マイジョッキも持参!列車に揺られながら生ビールを味わう乗客
「生4つ」と何度もアピールしていたのは、花巻市から参加した昆静子さん(72)と梁田時子さん(73)。相席になった釜石市の佐藤正樹さん(61)、金森洋一さん(63)と会話を弾ませながら、飲み放題を堪能した。日本酒好きで釜石の酒・浜千鳥押しの梁田さんは「ビールがこんなにおいしいなんて!」と発見。昆さんは釜石出身というが三鉄に乗るのは初めてで、車窓からの海の眺めに感激した。そして、ビンゴ大会で得た景品を佐藤さん、金森さんに“お裾分け”。「釜石の懐かしい話ができて楽しかったし、お弁当も豪華だった。(相席の)組み合わせが良かった。『次もまたみんなで』との意味も込めて、福を分けたの」と笑顔を見せた。
福を得た金森さんだが、実は今回の乗車も運を引き寄せたものだった。このイベント列車は好評の企画で、申し込みが始まるとすぐに満席になるという。キャンセル待ちも多く、金森さんもその一人。待ち順は3番目だったらしく、「滑り込んだ」とうれしそうに笑った。2人一組の参加が必須のため、急きょ声をかけられたのが佐藤さん。やはり運の持ち主で、偶然居合わせた“お姉さんたち”との交流や気の知れた友人との触れ合いに「最高」と満面の笑みを浮かべた。

気心が知れた仲間と心地よい旅を楽しむ同級生グループ

乗って楽しみながら三陸鉄道を応援し続けるファンも
三鉄のロゴが入ったポロシャツを身に付けた原田哉(ちかし)さん(62)は、見た目通りの三鉄好き。各種イベント列車を利用したり、普段から乗って応援している。「車窓の風景の変化」がお気に入り。単身赴任中の大船渡市では沿線に住み、車両の走行音を時計代わりにする生活を楽しむ。今回、同乗した妻の寛子さん(58)は下戸ながら埼玉県新座市から足を運び、ウーロン茶を片手に心地よい時間を共有。原田さんは「何としても乗りたかった。生ビールの泡がよく出ていて、おいしかった。来年もぜひ運行して」と望んだ。

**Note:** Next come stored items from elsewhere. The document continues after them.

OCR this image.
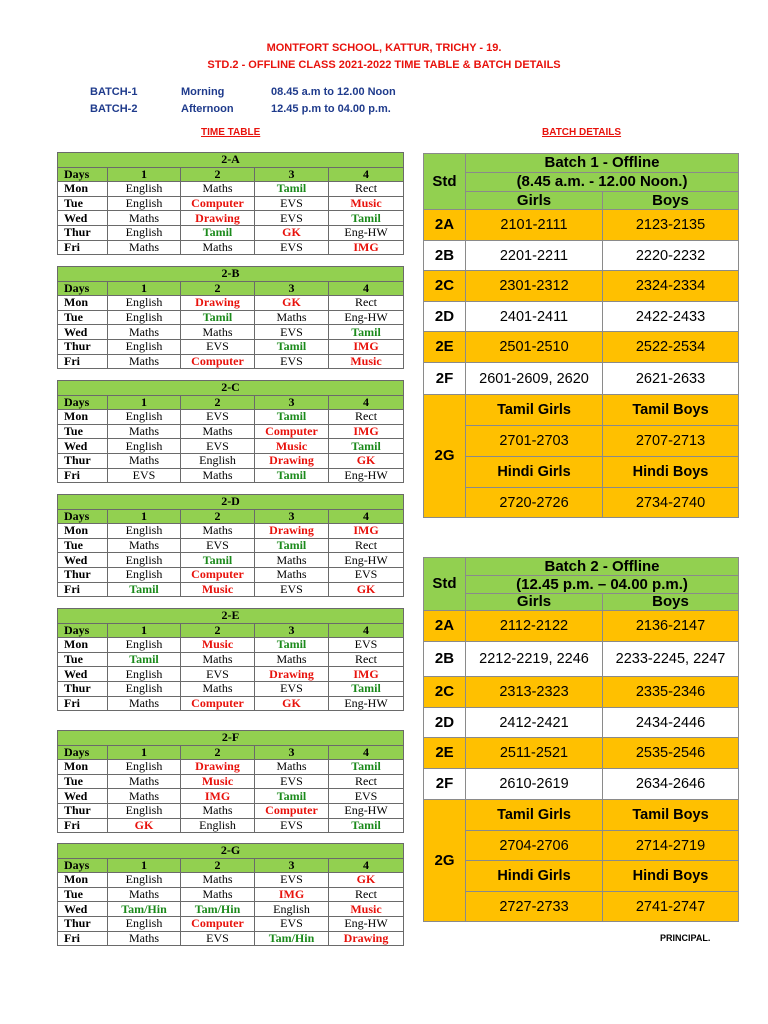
MONTFORT SCHOOL, KATTUR, TRICHY - 19.
STD.2 - OFFLINE CLASS 2021-2022 TIME TABLE & BATCH DETAILS
BATCH-1	Morning	08.45 a.m to 12.00 Noon
BATCH-2	Afternoon	12.45 p.m to 04.00 p.m.
TIME TABLE	BATCH DETAILS
2-A				
Days	1	2	3	4
Mon	English	Maths	Tamil	Rect
Tue	English	Computer	EVS	Music
Wed	Maths	Drawing	EVS	Tamil
Thur	English	Tamil	GK	Eng-HW
Fri	Maths	Maths	EVS	IMG
2-B				
Days	1	2	3	4
Mon	English	Drawing	GK	Rect
Tue	English	Tamil	Maths	Eng-HW
Wed	Maths	Maths	EVS	Tamil
Thur	English	EVS	Tamil	IMG
Fri	Maths	Computer	EVS	Music
2-C				
Days	1	2	3	4
Mon	English	EVS	Tamil	Rect
Tue	Maths	Maths	Computer	IMG
Wed	English	EVS	Music	Tamil
Thur	Maths	English	Drawing	GK
Fri	EVS	Maths	Tamil	Eng-HW
2-D				
Days	1	2	3	4
Mon	English	Maths	Drawing	IMG
Tue	Maths	EVS	Tamil	Rect
Wed	English	Tamil	Maths	Eng-HW
Thur	English	Computer	Maths	EVS
Fri	Tamil	Music	EVS	GK
2-E				
Days	1	2	3	4
Mon	English	Music	Tamil	EVS
Tue	Tamil	Maths	Maths	Rect
Wed	English	EVS	Drawing	IMG
Thur	English	Maths	EVS	Tamil
Fri	Maths	Computer	GK	Eng-HW
2-F				
Days	1	2	3	4
Mon	English	Drawing	Maths	Tamil
Tue	Maths	Music	EVS	Rect
Wed	Maths	IMG	Tamil	EVS
Thur	English	Maths	Computer	Eng-HW
Fri	GK	English	EVS	Tamil
2-G				
Days	1	2	3	4
Mon	English	Maths	EVS	GK
Tue	Maths	Maths	IMG	Rect
Wed	Tam/Hin	Tam/Hin	English	Music
Thur	English	Computer	EVS	Eng-HW
Fri	Maths	EVS	Tam/Hin	Drawing
Std	Batch 1 - Offline	
	(8.45 a.m. - 12.00 Noon.)	
	Girls	Boys
2A	2101-2111	2123-2135
2B	2201-2211	2220-2232
2C	2301-2312	2324-2334
2D	2401-2411	2422-2433
2E	2501-2510	2522-2534
2F	2601-2609, 2620	2621-2633
2G	Tamil Girls	Tamil Boys
	2701-2703	2707-2713
	Hindi Girls	Hindi Boys
	2720-2726	2734-2740
Std	Batch 2 - Offline	
	(12.45 p.m. – 04.00 p.m.)	
	Girls	Boys
2A	2112-2122	2136-2147
2B	2212-2219, 2246	2233-2245, 2247
2C	2313-2323	2335-2346
2D	2412-2421	2434-2446
2E	2511-2521	2535-2546
2F	2610-2619	2634-2646
2G	Tamil Girls	Tamil Boys
	2704-2706	2714-2719
	Hindi Girls	Hindi Boys
	2727-2733	2741-2747
PRINCIPAL.
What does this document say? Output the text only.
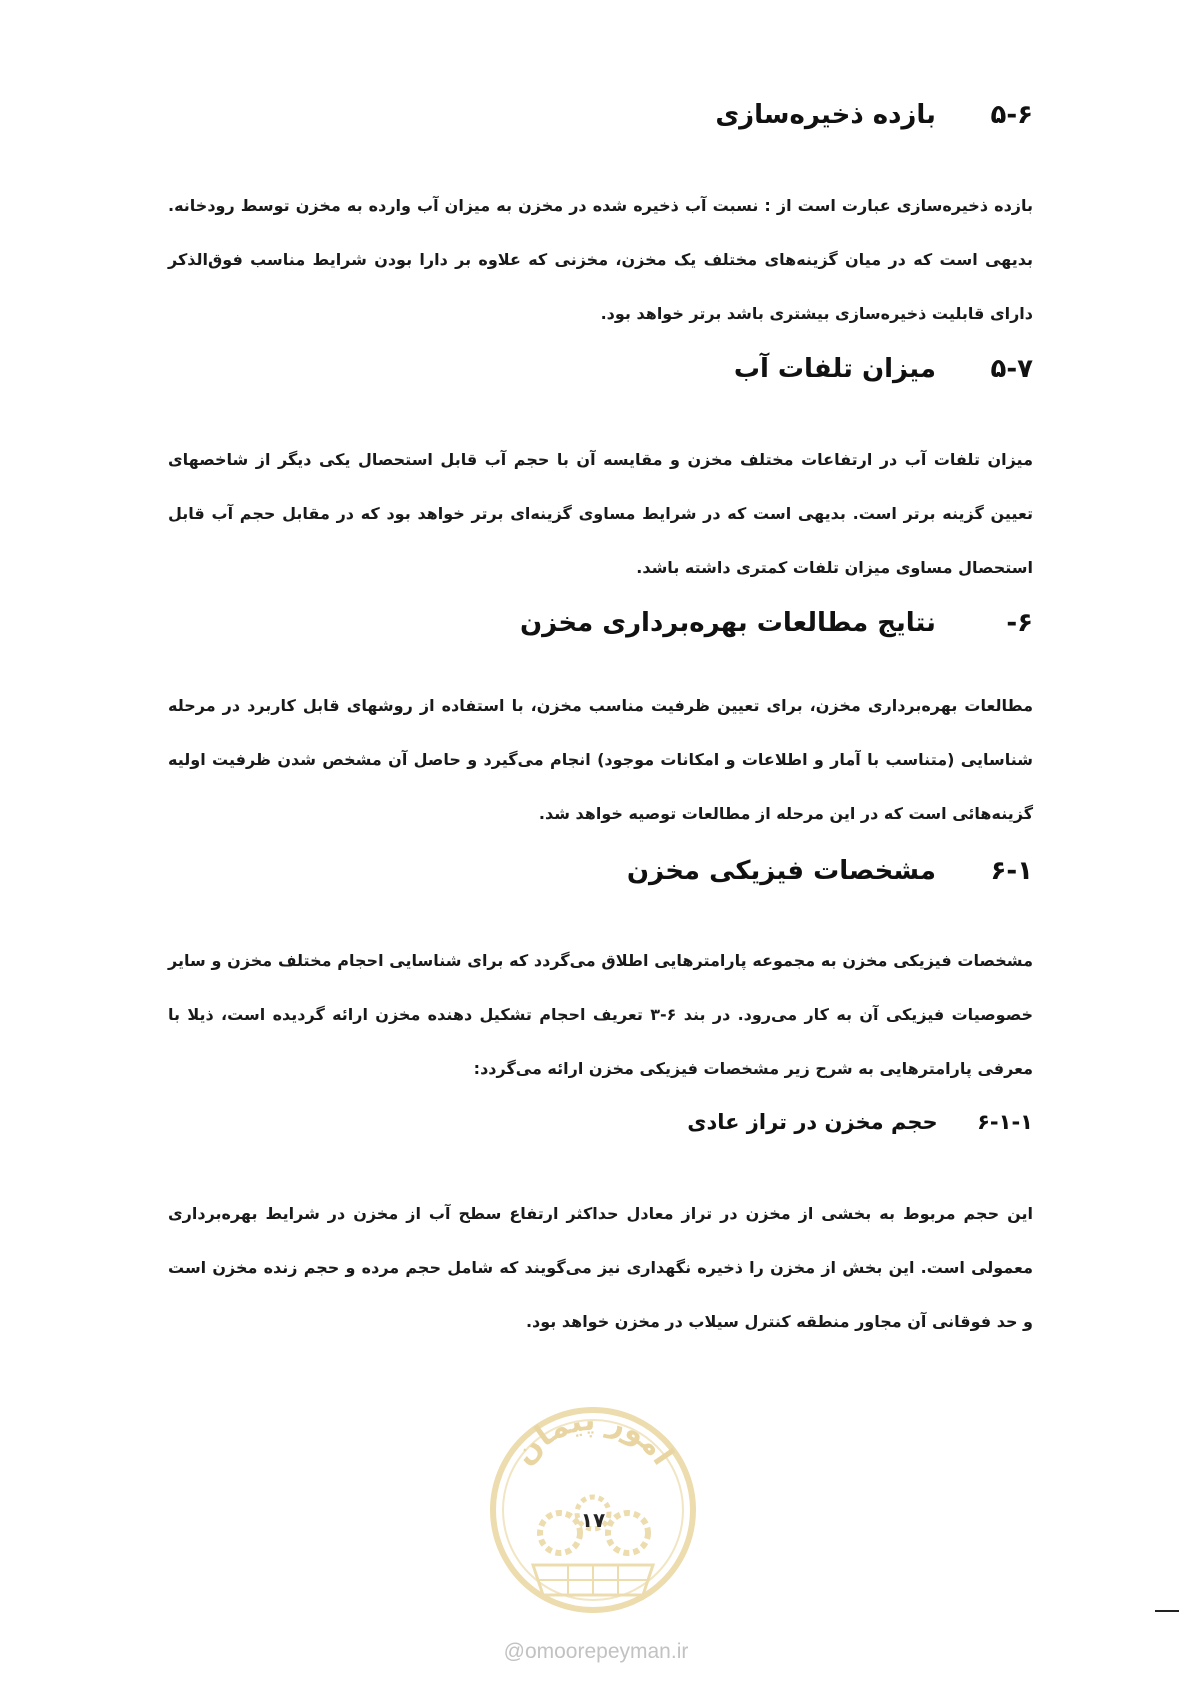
۵-۶ بازده ذخیره‌سازی
بازده ذخیره‌سازی عبارت است از : نسبت آب ذخیره شده در مخزن به میزان آب وارده به مخزن توسط رودخانه. بدیهی است که در میان گزینه‌های مختلف یک مخزن، مخزنی که علاوه بر دارا بودن شرایط مناسب فوق‌الذکر دارای قابلیت ذخیره‌سازی بیشتری باشد برتر خواهد بود.
۵-۷ میزان تلفات آب
میزان تلفات آب در ارتفاعات مختلف مخزن و مقایسه آن با حجم آب قابل استحصال یکی دیگر از شاخصهای تعیین گزینه برتر است. بدیهی است که در شرایط مساوی گزینه‌ای برتر خواهد بود که در مقابل حجم آب قابل استحصال مساوی میزان تلفات کمتری داشته باشد.
۶- نتایج مطالعات بهره‌برداری مخزن
مطالعات بهره‌برداری مخزن، برای تعیین ظرفیت مناسب مخزن، با استفاده از روشهای قابل کاربرد در مرحله شناسایی (متناسب با آمار و اطلاعات و امکانات موجود) انجام می‌گیرد و حاصل آن مشخص شدن ظرفیت اولیه گزینه‌هائی است که در این مرحله از مطالعات توصیه خواهد شد.
۶-۱ مشخصات فیزیکی مخزن
مشخصات فیزیکی مخزن به مجموعه پارامترهایی اطلاق می‌گردد که برای شناسایی احجام مختلف مخزن و سایر خصوصیات فیزیکی آن به کار می‌رود. در بند ۶-۳ تعریف احجام تشکیل دهنده مخزن ارائه گردیده است، ذیلا با معرفی پارامترهایی به شرح زیر مشخصات فیزیکی مخزن ارائه می‌گردد:
۶-۱-۱ حجم مخزن در تراز عادی
این حجم مربوط به بخشی از مخزن در تراز معادل حداکثر ارتفاع سطح آب از مخزن در شرایط بهره‌برداری معمولی است. این بخش از مخزن را ذخیره نگهداری نیز می‌گویند که شامل حجم مرده و حجم زنده مخزن است و حد فوقانی آن مجاور منطقه کنترل سیلاب در مخزن خواهد بود.
امور پیمان
۱۷
@omoorepeyman.ir
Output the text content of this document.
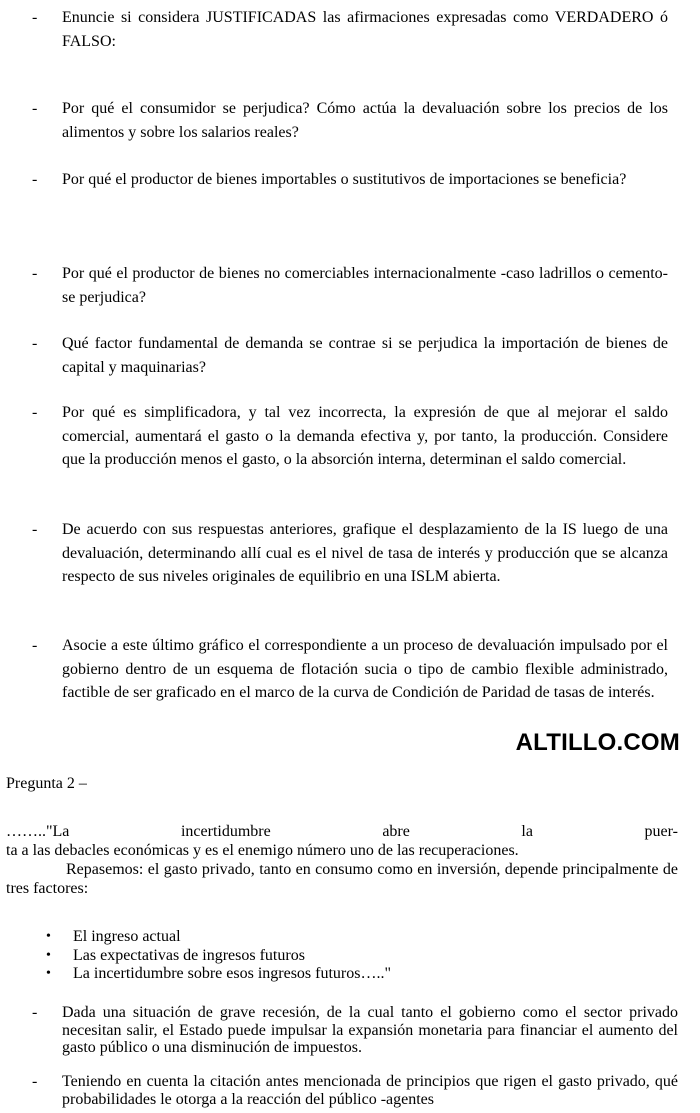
-	Enuncie si considera JUSTIFICADAS las afirmaciones expresadas como VERDADERO ó FALSO:
-	Por qué el consumidor se perjudica? Cómo actúa la devaluación sobre los precios de los alimentos y sobre los salarios reales?
-	Por qué el productor de bienes importables o sustitutivos de importaciones se beneficia?
-	Por qué el productor de bienes no comerciables internacionalmente -caso ladrillos o cemento- se perjudica?
-	Qué factor fundamental de demanda se contrae si se perjudica la importación de bienes de capital y maquinarias?
-	Por qué es simplificadora, y tal vez incorrecta, la expresión de que al mejorar el saldo comercial, aumentará el gasto o la demanda efectiva y, por tanto, la producción. Considere que la producción menos el gasto, o la absorción interna, determinan el saldo comercial.
-	De acuerdo con sus respuestas anteriores, grafique el desplazamiento de la IS luego de una devaluación, determinando allí cual es el nivel de tasa de interés y producción que se alcanza respecto de sus niveles originales de equilibrio en una ISLM abierta.
-	Asocie a este último gráfico el correspondiente a un proceso de devaluación impulsado por el gobierno dentro de un esquema de flotación sucia o tipo de cambio flexible administrado, factible de ser graficado en el marco de la curva de Condición de Paridad de tasas de interés.
ALTILLO.COM
Pregunta 2 –
…….."La	incertidumbre	abre	la	puer-

ta a las debacles económicas y es el enemigo número uno de las recuperaciones.

Repasemos: el gasto privado, tanto en consumo como en inversión, depende principalmente de tres factores:

• El ingreso actual
• Las expectativas de ingresos futuros
• La incertidumbre sobre esos ingresos futuros….."
- Dada una situación de grave recesión, de la cual tanto el gobierno como el sector privado necesitan salir, el Estado puede impulsar la expansión monetaria para financiar el aumento del gasto público o una disminución de impuestos.
- Teniendo en cuenta la citación antes mencionada de principios que rigen el gasto privado, qué probabilidades le otorga a la reacción del público -agentes
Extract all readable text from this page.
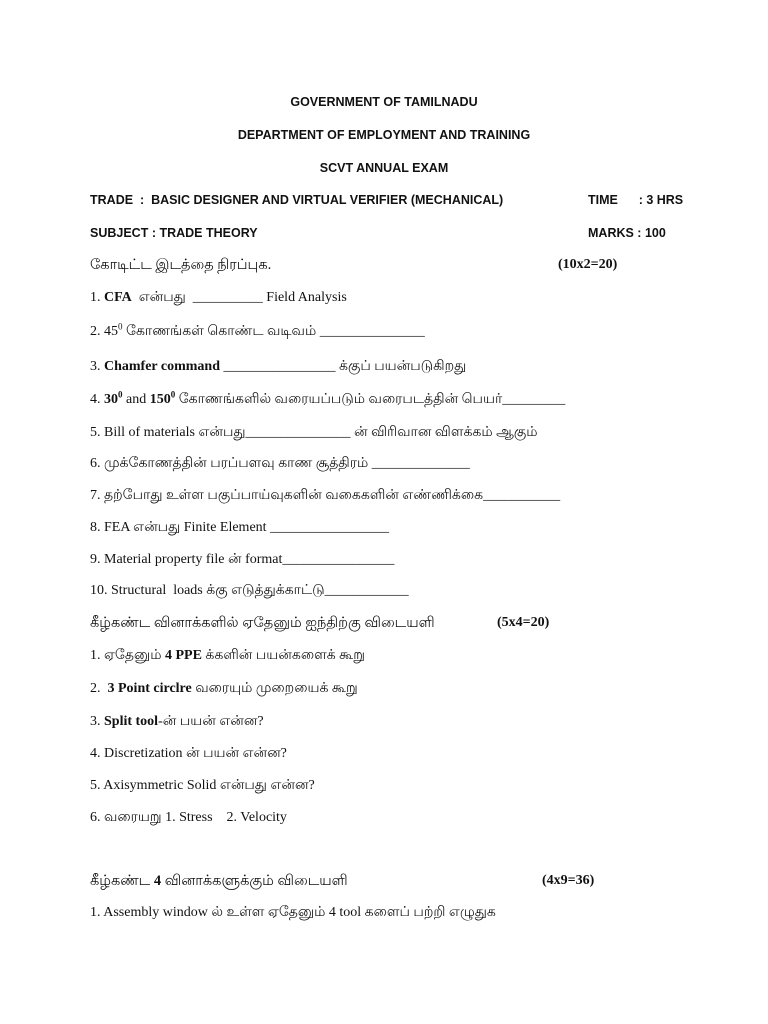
GOVERNMENT OF TAMILNADU
DEPARTMENT OF EMPLOYMENT AND TRAINING
SCVT ANNUAL EXAM
TRADE  :  BASIC DESIGNER AND VIRTUAL VERIFIER (MECHANICAL)	TIME      : 3 HRS
SUBJECT : TRADE THEORY	MARKS : 100
கோடிட்ட இடத்தை நிரப்புக.	(10x2=20)
1. CFA  என்பது  __________ Field Analysis
2. $45^0$ கோணங்கள் கொண்ட வடிவம் _______________
3. Chamfer command ________________ க்குப் பயன்படுகிறது
4. $30^0$ and $150^0$ கோணங்களில் வரையப்படும் வரைபடத்தின் பெயர்_________
5. Bill of materials என்பது_______________ ன் விரிவான விளக்கம் ஆகும்
6. முக்கோணத்தின் பரப்பளவு காண சூத்திரம் ______________
7. தற்போது உள்ள பகுப்பாய்வுகளின் வகைகளின் எண்ணிக்கை___________
8. FEA என்பது Finite Element _________________
9. Material property file ன் format________________
10. Structural  loads க்கு எடுத்துக்காட்டு____________
கீழ்கண்ட வினாக்களில் ஏதேனும் ஐந்திற்கு விடையளி	(5x4=20)
1. ஏதேனும் 4 PPE க்களின் பயன்களைக் கூறு
2.  3 Point circlre வரையும் முறையைக் கூறு
3. Split tool-ன் பயன் என்ன?
4. Discretization ன் பயன் என்ன?
5. Axisymmetric Solid என்பது என்ன?
6. வரையறு 1. Stress    2. Velocity
கீழ்கண்ட 4 வினாக்களுக்கும் விடையளி	(4x9=36)
1. Assembly window ல் உள்ள ஏதேனும் 4 tool களைப் பற்றி எழுதுக
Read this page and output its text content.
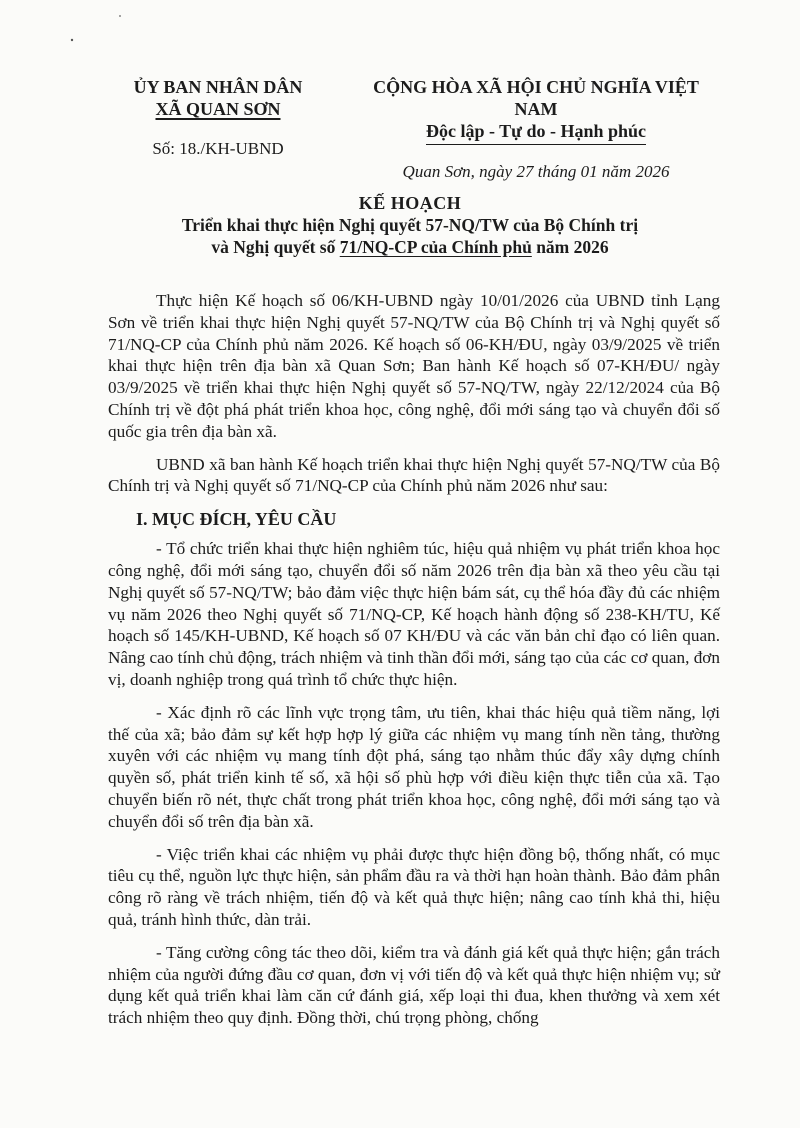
ỦY BAN NHÂN DÂN
XÃ QUAN SƠN
Số: 18./KH-UBND
CỘNG HÒA XÃ HỘI CHỦ NGHĨA VIỆT NAM
Độc lập - Tự do - Hạnh phúc
Quan Sơn, ngày 27 tháng 01 năm 2026
KẾ HOẠCH
Triển khai thực hiện Nghị quyết 57-NQ/TW của Bộ Chính trị
và Nghị quyết số 71/NQ-CP của Chính phủ năm 2026

Thực hiện Kế hoạch số 06/KH-UBND ngày 10/01/2026 của UBND tỉnh Lạng Sơn về triển khai thực hiện Nghị quyết 57-NQ/TW của Bộ Chính trị và Nghị quyết số 71/NQ-CP của Chính phủ năm 2026. Kế hoạch số 06-KH/ĐU, ngày 03/9/2025 về triển khai thực hiện trên địa bàn xã Quan Sơn; Ban hành Kế hoạch số 07-KH/ĐU/ ngày 03/9/2025 về triển khai thực hiện Nghị quyết số 57-NQ/TW, ngày 22/12/2024 của Bộ Chính trị về đột phá phát triển khoa học, công nghệ, đổi mới sáng tạo và chuyển đổi số quốc gia trên địa bàn xã.

UBND xã ban hành Kế hoạch triển khai thực hiện Nghị quyết 57-NQ/TW của Bộ Chính trị và Nghị quyết số 71/NQ-CP của Chính phủ năm 2026 như sau:

I. MỤC ĐÍCH, YÊU CẦU

- Tổ chức triển khai thực hiện nghiêm túc, hiệu quả nhiệm vụ phát triển khoa học công nghệ, đổi mới sáng tạo, chuyển đổi số năm 2026 trên địa bàn xã theo yêu cầu tại Nghị quyết số 57-NQ/TW; bảo đảm việc thực hiện bám sát, cụ thể hóa đầy đủ các nhiệm vụ năm 2026 theo Nghị quyết số 71/NQ-CP, Kế hoạch hành động số 238-KH/TU, Kế hoạch số 145/KH-UBND, Kế hoạch số 07 KH/ĐU và các văn bản chỉ đạo có liên quan. Nâng cao tính chủ động, trách nhiệm và tinh thần đổi mới, sáng tạo của các cơ quan, đơn vị, doanh nghiệp trong quá trình tổ chức thực hiện.

- Xác định rõ các lĩnh vực trọng tâm, ưu tiên, khai thác hiệu quả tiềm năng, lợi thế của xã; bảo đảm sự kết hợp hợp lý giữa các nhiệm vụ mang tính nền tảng, thường xuyên với các nhiệm vụ mang tính đột phá, sáng tạo nhằm thúc đẩy xây dựng chính quyền số, phát triển kinh tế số, xã hội số phù hợp với điều kiện thực tiễn của xã. Tạo chuyển biến rõ nét, thực chất trong phát triển khoa học, công nghệ, đổi mới sáng tạo và chuyển đổi số trên địa bàn xã.

- Việc triển khai các nhiệm vụ phải được thực hiện đồng bộ, thống nhất, có mục tiêu cụ thể, nguồn lực thực hiện, sản phẩm đầu ra và thời hạn hoàn thành. Bảo đảm phân công rõ ràng về trách nhiệm, tiến độ và kết quả thực hiện; nâng cao tính khả thi, hiệu quả, tránh hình thức, dàn trải.

- Tăng cường công tác theo dõi, kiểm tra và đánh giá kết quả thực hiện; gắn trách nhiệm của người đứng đầu cơ quan, đơn vị với tiến độ và kết quả thực hiện nhiệm vụ; sử dụng kết quả triển khai làm căn cứ đánh giá, xếp loại thi đua, khen thưởng và xem xét trách nhiệm theo quy định. Đồng thời, chú trọng phòng, chống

居合わせた人と自然に交流が生まれるのがイベント列車の魅力
この生ビール号は飲み放題におつまみ、お土産が付き、運賃も込み。それでいて料金はお手ごろとなっている。サントリーの山崎力さん(岩手支店長)は、列車内という非日常的な空間で飲食を味わうことで「ビールを好きに、おいしいと思ってもらえたらいい」と太っ腹。同本部の浜本太郎さん(企画部・部長代理)は「鉄道とタッグを組み、盛り上げられることを考えたい」と、早くも来年以降の企画へ気持ちを向けた。

おもてなし担当のサントリー関係者。乗客との交流も楽しんだ
三鉄の山蔭康明さん(釜石駅長)は「きょうの楽しい体験を周囲に伝えてもらえたら幸い。いろいろなイベント列車を運行しているので、チェックして乗ってほしい」と乗客らに呼びかけた。